Elle a les cheveux cendrés du plus doux reflet : bonnet blanc et robe blanche. Était-ce en signe de son innocence et comme justification visible ? je ne sais. Il y a dans ses yeux du doute et de la tristesse. Triste de son sort, je ne le crois pas ; mais de son acte, peut-être… Le plus ferme qui frappe un tel coup, quelle que soit sa foi, voit souvent, au dernier moment, s’élever d’étranges doutes.

En regardant bien dans ses yeux tristes et doux, on sent encore une chose, qui peut-être explique toute sa destinée : Elle avait toujours été seule.

Oui, c’est là l’unique chose qu’on trouve peu rassurante en elle. Dans cet être charmant et bon, il y eut cette sinistre puissance, le démon de la solitude.
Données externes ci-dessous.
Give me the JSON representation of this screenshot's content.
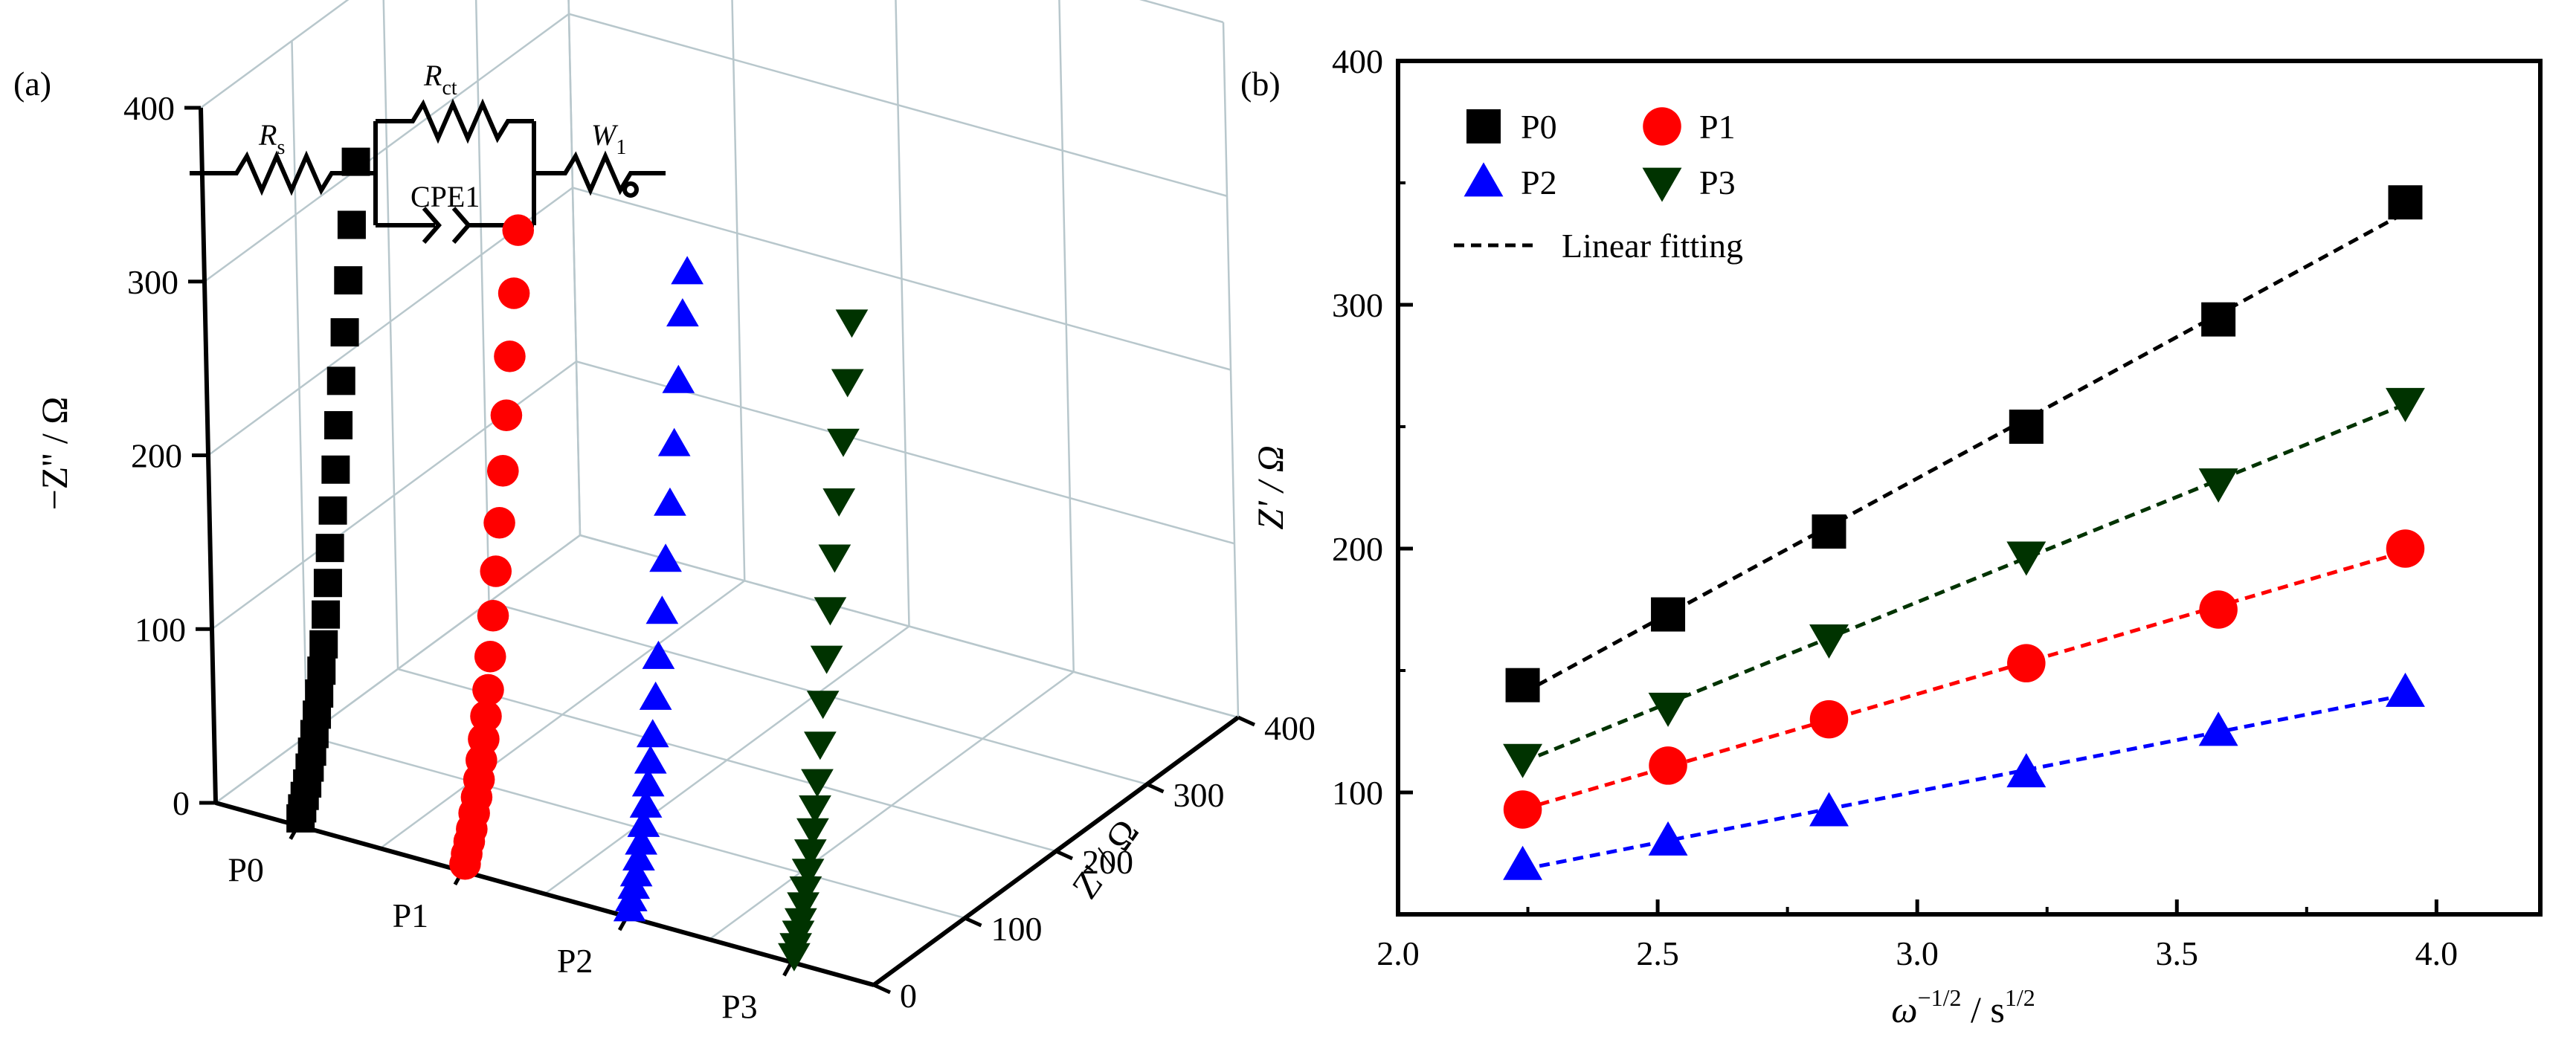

D’abord, elle n’eut pas de mère. La sienne mourut de bonne heure elle ne connut point les caresses maternelles ; elle n’eut point dans ses premières années ce doux lait de femme que rien ne supplée.

Elle n’eut pas de père, à vrai dire. Le sien, pauvre noble de campagne, tête utopique et romanesque, qui écrivait contre les abus dont la noblesse vivait, s’occupait beaucoup de ses livres, peu de ses enfants.

On peut dire même qu’elle n’eut pas de frère. Du moins, les deux qu’elle avait étaient, en 92, si parfaitement éloignes des opinions de leur sœur, qu’ils allèrent rejoindre l’armée de Condé.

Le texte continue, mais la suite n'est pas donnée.